Flying Tiger Line Flight 923 was a chartered military transport flight that ditched in the North Atlantic Ocean on September 23, 1962. The Lockheed Constellation L-1049H was transporting 68 military personnel of the United States Army from McGuire Air Force Base in New Jersey to Rhein-Main Air Base in West Germany. While flying over the North Atlantic on the Gander-Frankfurt leg, the number 3 engine fire warning sounded, and the engine was shut down. While trying to finish the engine shutdown checklist, the flight engineer accidentally turned off the oil flow to the number 1 engine, leaving the aircraft on only two engines. Approximately an hour later and after the L-1049H started to divert to Shannon, Ireland, the number 2 engine caught on fire and was forced to be at reduced thrust. The aircraft ditched in the North Atlantic Ocean, where 48 occupants survived for six hours on a life raft until the MS Celerina arrived at the scene.

==Background==

=== Aircraft ===
The aircraft involved was a Lockheed Constellation L-1049H, with serial number 4827 and was registered as N6923C. It was manufactured by Lockheed Corporation in 1958 and was powered by four Wright R-3350 Duplex-Cyclone engines.

=== Crew ===
The pilot in command, Captain John D Murray, was 44-years-old and had logged about 17500 hours of flying time, 4300 of which were on the L-1049 aircraft. His co-pilot, Robert W Parker, aged 27, had logged about 2430 hours of flying time, including 350 hours on the L-1049. The flight engineer, James E Garrett, aged 30, had logged about 3750 hours of flying time, 2450 of which were on the L-1049. The navigator, Samuel T Nicholson, aged 32, had logged about 7500 hours of flying time, including 4500 hours on the L-1049 aircraft.

==Flight==
At 17:09 GMT the flight departed Gander. Around three hours later, at 20:19 GMT, the pilots reported a fire on engine No. 3, which was shut down and the fire extinguished. Unable to maintain altitude on three engines, a descent to 9000 feet was initiated. Six to seven minutes after the fire, engine No. 1 oversped and was promptly shut down and feathered. Restart attempts were unsuccessful. At 20:25 the crew requested descent clearance to 5000 feet and an escort. The weather in Keflavik, Iceland was poor, so the crew chose to continue to Shannon.

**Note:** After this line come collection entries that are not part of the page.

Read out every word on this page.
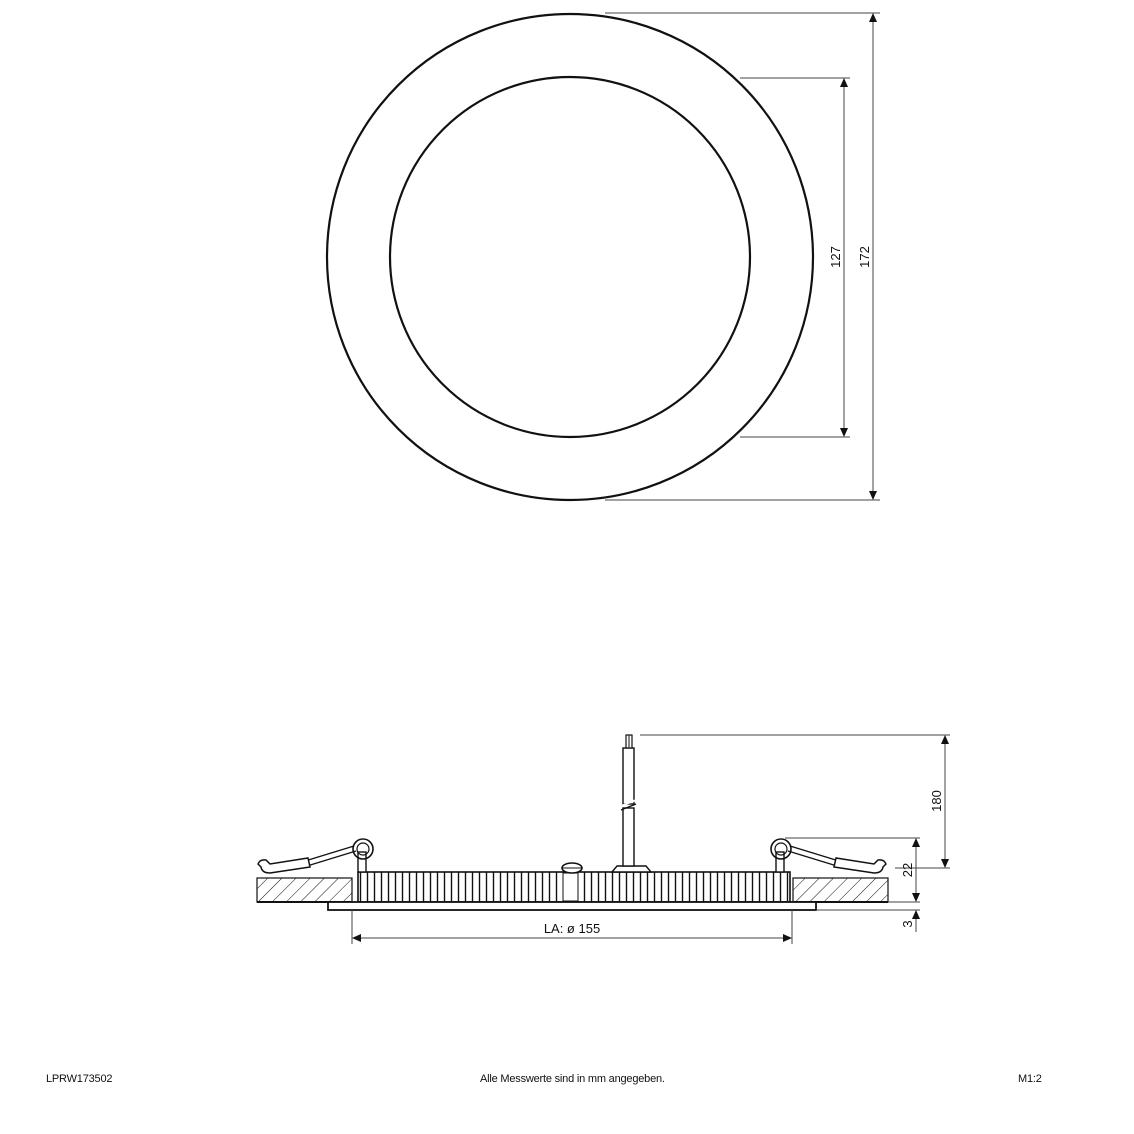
127 172
180
22
3
LA: ø 155
LPRW173502	Alle Messwerte sind in mm angegeben.	M1:2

At 21:25 a fire warning sounded for engine No. 2, and power on it was reduced, but was not shut down. The warning sounded and power was reduced again. The plane managed to maintain altitude at 3000 feet. At 21:57 Riddle 18H, a Douglas DC-7 was in visual contact with Flight 923 and provided weather reports to the crew. At around this time engine No. 2 failed, forcing the crew to ditch. The failure of this engine caused a loss of hydraulic pressure, making the controls appear frozen, although Flight Engineer Garrett managed to restore it. The waves were distanced 200 feet apart and 15 to 20 feet high. Captain Murray decided to ditch into the waves, instead of parallel to them, as was procedure. The plane landed on the top of a swell and the left wing was torn off. Everyone survived the initial impact. Although there were five 25-man rafts on the plane, two in each wing and one in the crew compartment, only one was able to be used. This is because the left-wing rafts detached due to impact forces, though the reason for the failure of the right-wing rafts couldn't be determined with certainty. The one available raft was flipped over. 51 people climbed on board the raft, double its capacity, three of whom died later. The 48 survivors were rescued by the merchant ship Celerina six hours later.

== Investigation ==
The accident was investigated by the Civil Aeronautics Board (CAB). Although engines No. 2 and No. 3 failed due to unrelated mechanical failures, engine No. 1 failed due to Flight Engineer Garrett's blunder, that being pulling the firewall lever for that engine instead of engine No. 3, which cut off most fluids' flow to the engine. Although this mistake was immediately recognized and reverted by Garrett, it was too late because lack of oil in the engine led to overspeed. Investigators also criticized the captain for landing into the waves, because this increased the impact forces and may have led to the left wing detaching, taking two life rafts with it.